Une organisation qui passe ensuite par la maîtrise de la vie sur le camp. En fin de rassemblement, une jeune femme prend la parole : "Ce serait bien de limiter l'alcool pour éviter la violence etc." Face aux risques de violence policière, Greg, de la commission juridique, est chargé du "copwatching". Plusieurs personnes filmeront les interventions de la police et d'autres filmeront ceux qui filment. "Nous voulons diffuser ces images en direct sur le campement" espère Greg qui craint la réaction de la police.
La vie du camp sera enfin animée par des ateliers de création de visuels, mais pas seulement.

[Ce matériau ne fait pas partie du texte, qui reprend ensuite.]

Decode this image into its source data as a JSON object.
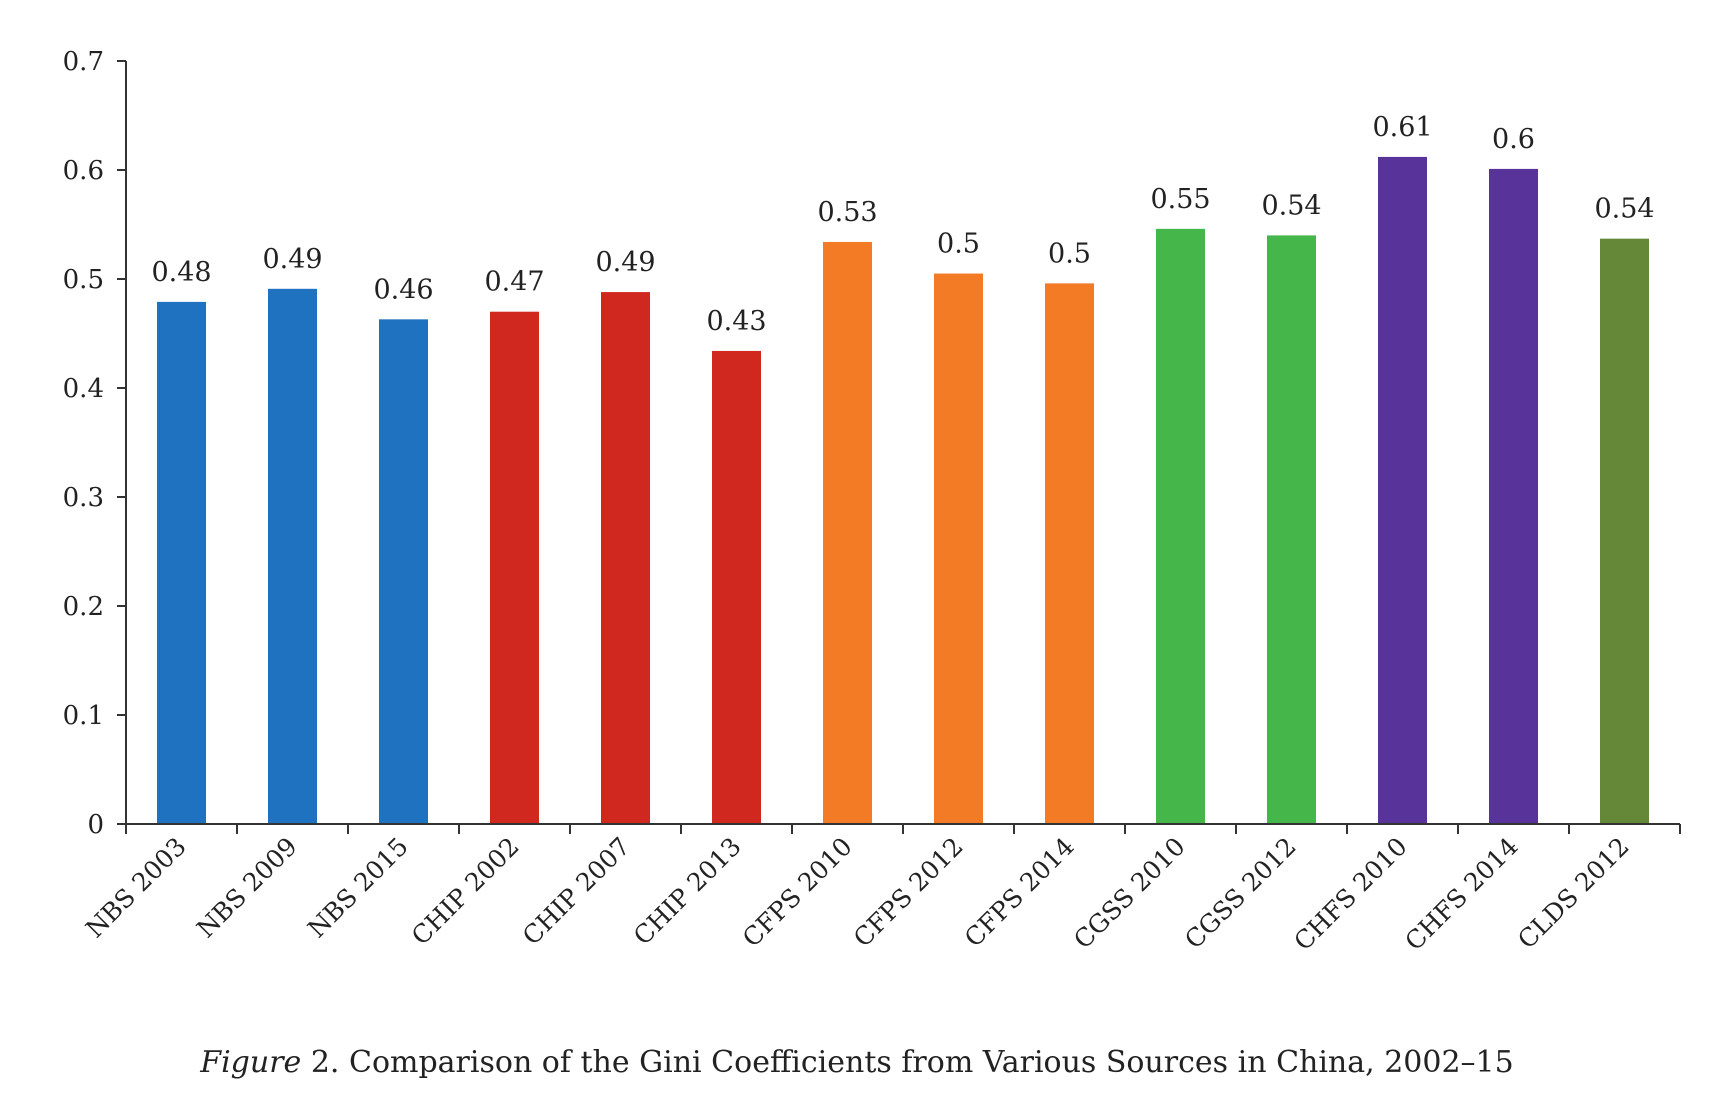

Pièces de théâtre et musique live sont au programme. "Les passants viendront plus facilement si on propose des activités. Et une fois que les familles sont là, la tâche est plus difficile pour la police. Ils ne pourront pas nous déloger brutalement" estime Nico.
Etienne, étudiant en cinéma de 28 ans, attend beaucoup de ces espaces de créativité. Il assistait pour la première fois mercredi à une assemblée générale des indignés. Vendredi sera pour lui l'occasion de mettre en place un projet de "cinéma immédiat" : filmer et projeter en direct, travailler sur le présent. Il résume :
Le présent, c'est la seule chose qu'on ne peut pas nous prendre.